Sachsenring: Erster Callaway-Saisonsieg, Rutronik zurück an der Tabellenspitze

152
Callaway Competition gewinnt auf dem Sachsenring | © Gruppe C Photography

Markus Pommer und Jeffrey Schmidt haben den zweiten Lauf auf dem Sachsenring gewonnen. Es war der erste Saisonsieg für Callaway Competition. Das GRT Grasser Racing Team fuhr zwar auf der Strecke vor der Corvette-Mannschaft, bekam aber eine Strafe auferlegt. Rutronik Racing ist zurück an der alleinigen Tabellenspitze.

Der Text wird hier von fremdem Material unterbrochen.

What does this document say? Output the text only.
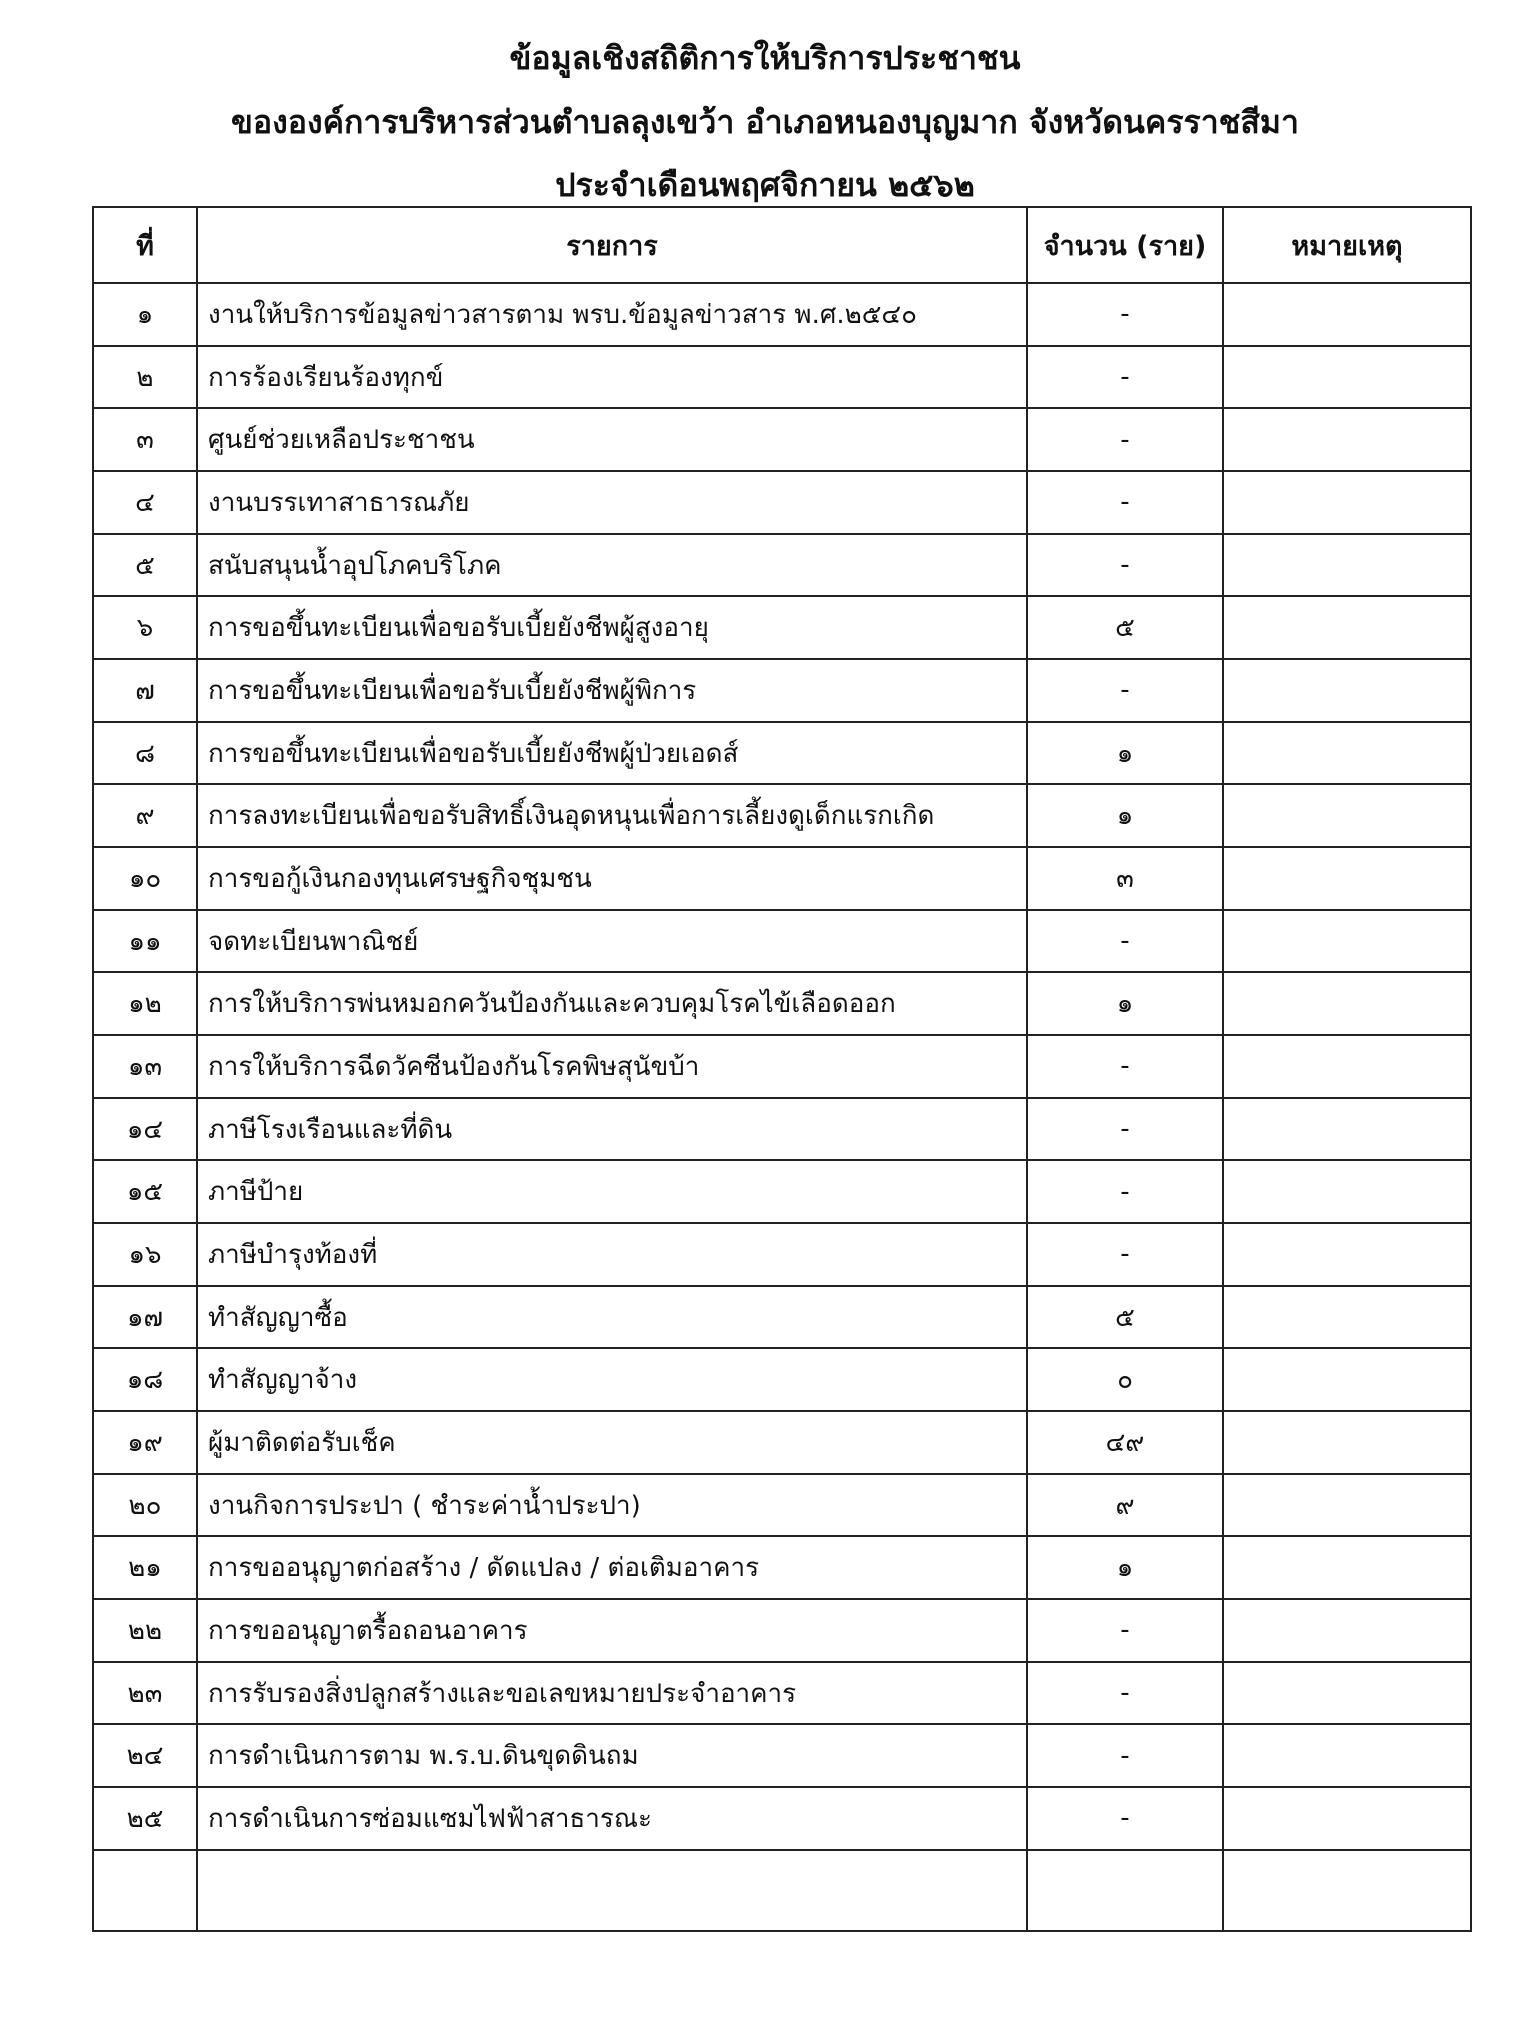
ข้อมูลเชิงสถิติการให้บริการประชาชน
ขององค์การบริหารส่วนตำบลลุงเขว้า อำเภอหนองบุญมาก จังหวัดนครราชสีมา
ประจำเดือนพฤศจิกายน ๒๕๖๒
ที่	รายการ	จำนวน (ราย)	หมายเหตุ
๑	งานให้บริการข้อมูลข่าวสารตาม พรบ.ข้อมูลข่าวสาร พ.ศ.๒๕๔๐	-	
๒	การร้องเรียนร้องทุกข์	-	
๓	ศูนย์ช่วยเหลือประชาชน	-	
๔	งานบรรเทาสาธารณภัย	-	
๕	สนับสนุนน้ำอุปโภคบริโภค	-	
๖	การขอขึ้นทะเบียนเพื่อขอรับเบี้ยยังชีพผู้สูงอายุ	๕	
๗	การขอขึ้นทะเบียนเพื่อขอรับเบี้ยยังชีพผู้พิการ	-	
๘	การขอขึ้นทะเบียนเพื่อขอรับเบี้ยยังชีพผู้ป่วยเอดส์	๑	
๙	การลงทะเบียนเพื่อขอรับสิทธิ์เงินอุดหนุนเพื่อการเลี้ยงดูเด็กแรกเกิด	๑	
๑๐	การขอกู้เงินกองทุนเศรษฐกิจชุมชน	๓	
๑๑	จดทะเบียนพาณิชย์	-	
๑๒	การให้บริการพ่นหมอกควันป้องกันและควบคุมโรคไข้เลือดออก	๑	
๑๓	การให้บริการฉีดวัคซีนป้องกันโรคพิษสุนัขบ้า	-	
๑๔	ภาษีโรงเรือนและที่ดิน	-	
๑๕	ภาษีป้าย	-	
๑๖	ภาษีบำรุงท้องที่	-	
๑๗	ทำสัญญาซื้อ	๕	
๑๘	ทำสัญญาจ้าง	๐	
๑๙	ผู้มาติดต่อรับเช็ค	๔๙	
๒๐	งานกิจการประปา ( ชำระค่าน้ำประปา)	๙	
๒๑	การขออนุญาตก่อสร้าง / ดัดแปลง / ต่อเติมอาคาร	๑	
๒๒	การขออนุญาตรื้อถอนอาคาร	-	
๒๓	การรับรองสิ่งปลูกสร้างและขอเลขหมายประจำอาคาร	-	
๒๔	การดำเนินการตาม พ.ร.บ.ดินขุดดินถม	-	
๒๕	การดำเนินการซ่อมแซมไฟฟ้าสาธารณะ	-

Der Sonntagslauf auf dem Sachsenring war geprägt von einigen Turbulenzen. Am Ende konnten Jeffrey Schmidt und Markus Pommer ihren ersten Saisonsieg für das Team Callaway Competition holen. Sie profitierten nicht zuletzt von einem guten Start, dem Ausfall der Toksport-Mannschaft und einer Strafe gegen GRT Grasser Racing Team. Kelvin van der Linde und Patric Niederhauser reisen wieder als Tabellenerste aus Sachsen ab.

Schmidt legte mit seiner Corvette einen sehr guten Start hin und kam so auf Rang drei. Direkt nach dem Start wurde das Rennen aufgrund einer Kollision durch das Safety-Car neutralisiert. Anschließend lag der Schweizer hinter Maro Engel und Albert Costa, bis der Mercedes-Pilot in Probleme geriet. Engel hatte ein technisches Problem an seinem Toksport-AMG, weshalb das Auto noch vor dem Fahrerwechsel ausfiel.

- Anzeige -

Somit übernahm Costa die Spitzenposition, Schmidt lag an Rang zwei. In dieser Reihenfolge ging es zu den Boxenstopps, welche die Führungsgruppe insgesamt sehr spät erledigte, und wieder zurück auf den Kurs. Während der zweiten Safety-Car-Phase, wieder wegen einer Kollision, sah die Rennleitung bei Grasser-Pilot Franck Perera eine „unregelmäßige Fahrweise“ und belegte ihn dadurch mit einer 30-Sekunden-Strafe. Pommer und Schmidt erbten den Sieg und standen das erste Mal in dieser Saison ganz oben auf dem Podest.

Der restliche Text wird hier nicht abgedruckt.